The actions taken by OFAC and DOJ highlight the risks facing companies that facilitate ransomware payments. OFAC and DOJ have limited options in combatting these attacks. Though Vasinskyi was arrested in Poland, most ransomware criminals operate anonymously and/or from countries that do not cooperate with U.S. law enforcement. The DOJ, OFAC, and other law enforcement and regulatory bodies strongly discourage paying ransomware demands as a way to deter future attacks, but victim companies are highly unlikely to face an enforcement action for making a payment (and none have).

OFAC’s recent actions highlight the risk facing companies, especially virtual exchanges, that facilitate ransom payments. OFAC likely views sanctions as the best available option for discouraging companies from paying ransomware demands and deterring ransomware groups from committing future attacks. As a result, virtual currency exchanges must ensure that they have appropriate sanctions and anti-money laundering procedures and practices in place so that they do not facilitate such a payment. As noted, OFAC also sanctioned companies that enabled the operations of the sanctioned virtual currency exchange. Thus, even companies that do not directly facilitate payments face risks if they provide services that help the exchange facilitate payments.

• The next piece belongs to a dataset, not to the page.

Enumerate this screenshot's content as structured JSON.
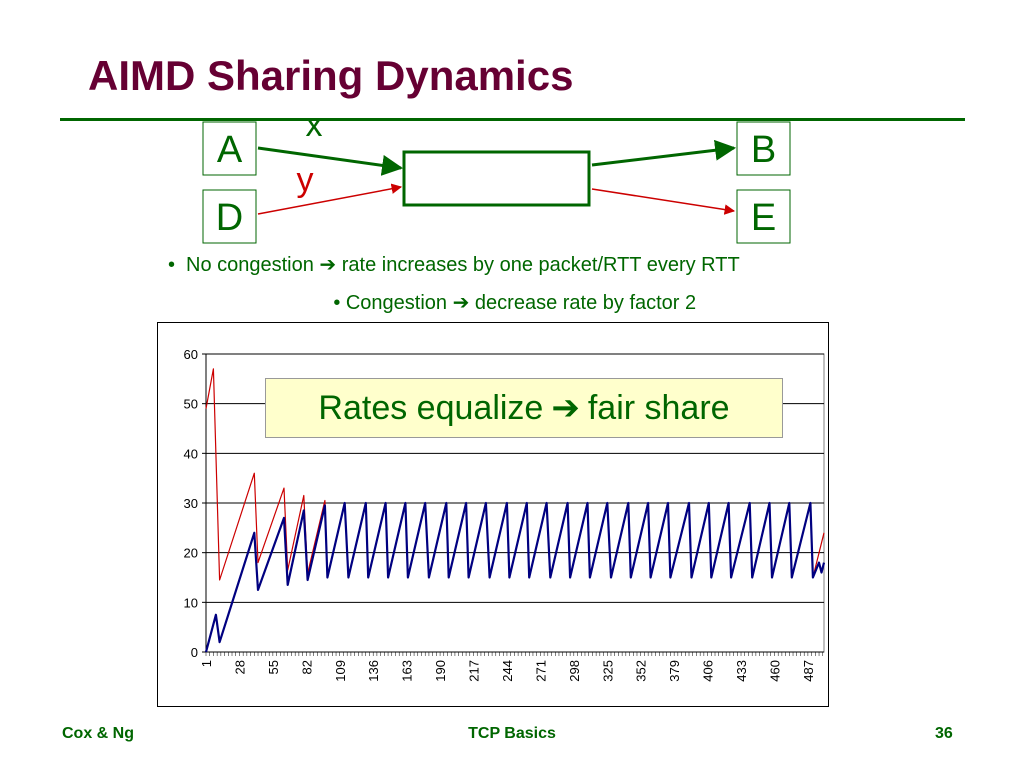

OFAC’s recent actions have implications for victim companies as well. We wrote in the linked post about payment mechanics for a victim company that decides to pay a ransom. A victim must have a plan in place for paying the ransom, which generally requires access to cryptocurrency or a relationship with another organization that can broker payment. In light of recent enforcement actions against virtual currency exchanges, victim companies are likely to find it more difficult to find an exchange to facilitate payment to a ransomware group. Victim companies should also avoid currency exchanges that are sanctioned, which would unnecessarily increase the risk of an enforcement action against the victim company.